Siempre es complicado evaluar la segunda parte de una película que, en realidad, es una misma historia partida en dos, y no una continuación de un relato más o menos cerrado. Y eso que la primera mitad de Batman. The Long Halloween (aquí, su crítica) sí había sabido encontrar un muy buen clímax con el que poner al menos un buen punto y aparte. Pero lo que le sucede a esta segunda, manteniendo en buena medida el nivel ofrecido en lo visto hasta este punto, es que se muestra como algo más o menos independiente. No hay una conexión fluida con la primera parte, ni tampoco recordatorios de lo que hemos visto hasta ahora, lo que convierte a la división de la película en una mera herramienta de márketing que nada tiene que ver con lo cinematográfico.

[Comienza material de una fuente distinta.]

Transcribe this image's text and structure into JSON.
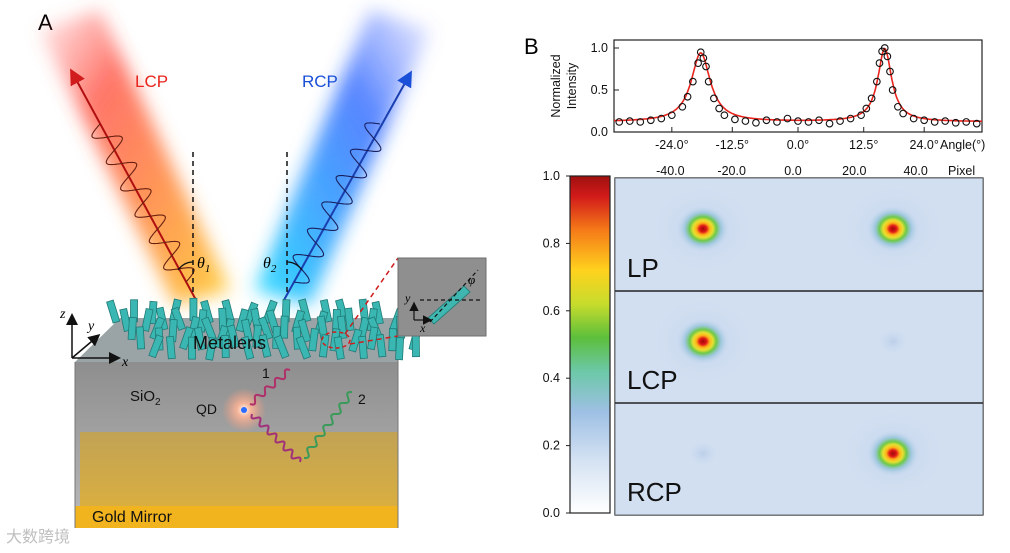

Warner no ha querido condensar más el amplio material que ofrecía el cómic de Jeph Loeb y Tim Sale, y eso se agradece, pero tampoco quería estrenar una película de animación, por muy adulto que sea su público objetivo, que roce las tres horas de duración. Dicho esto, la segunda parte de The Long Halloween es en todo caso un magnífico espectáculo, con sus flaquezas, desde luego, pero que proporciona al aficionado de Batman todo lo que se podía pensar en una adaptación de este cómic.
Esto también tiene una ligera desventaja, que se siente además en esta segunda parte con más fuerza que en la primera, y es que esta no es una historia centrada en Batman. En estos poco menos de 90 minutos finales, el protagonismo se vuelca ya de una manera descarada en Catwoman y en Harvey Dent. ¿Puede eso frustrar al espectador? En la medida de sus expectativas, no se puede decir que no lo haga, pero es cierto que la historia, tal y como está contada, es coherente, aunque en ocasiones limite el papel del Caballero Oscuro al tipo que sigue los pasos de Catwoman y que se enfrenta a toda la pléyade de pintorescos criminales que van apareciendo en el metraje, que son muchos y que dejan muy buenos momentos, como la pelea entre la propia Catwoman con Hiedra Venenosa, una forma espléndida de anunciar desde el principio el espectáculo que va a tener la película, o el duelo en do partes de Batman con el Espantapájaros y el Sombrerero Loco, por no hablar del choque final de ambos con todos los villanos vistos a lo largo de la cinta, clímax indudable del relato. Lo cierto es que The Long Halloween olvida en parte, como pasaba de hecho en la primera película, la importancia de Festivo, pero cuando la retoma nos recuerda que esa es una historia brillante y que, en los momentos en que la aborda, tiene mucho valor en el filme.
Hablábamos de espectáculo, y el estilo de animación de la película, ya alejado del muy influente aspecto de Batman. The Animated Series o incluso del que mostraron las películas del universo DC que arrancaron con Justice League. War (aquí, su crítica), se antoja bastante adecuado para el tono noir que se imprime a la historia, respetando el aspecto del cómic aunque lejos de los diseños de Sale, y para mostrarnos una Gotham oscura, fría y decadente. Quizá con el visionado conjunto de las dos partes quede más claro que la primera mitad de la película quiere mostrarnos a Festivo como causa de todo lo que sucede en Gotham, y esta segunda es más bien un retrato de las consecuencias de su aparición, de todo lo que mueve en sus bajos fondos y en la respuesta de la ley. Hay escenas tan emblemáticas, como la transformación de Dos Caras, y tantos personajes con los que disfrutar, aunque en ocasiones pueda parecer que salen de la nada, que resulta difícil no pasar un buen rato con la película, que acaba siendo, en sus dos partes, una adaptación muy solvente, por momentos notable, de un cómic denso, complicado y con muchos elementos. Y la película concluye con la ya casi inevitable escena postcréditos, que sorprende bastante por lo mucho que implica para el futuro. Veremos cómo se va explicando.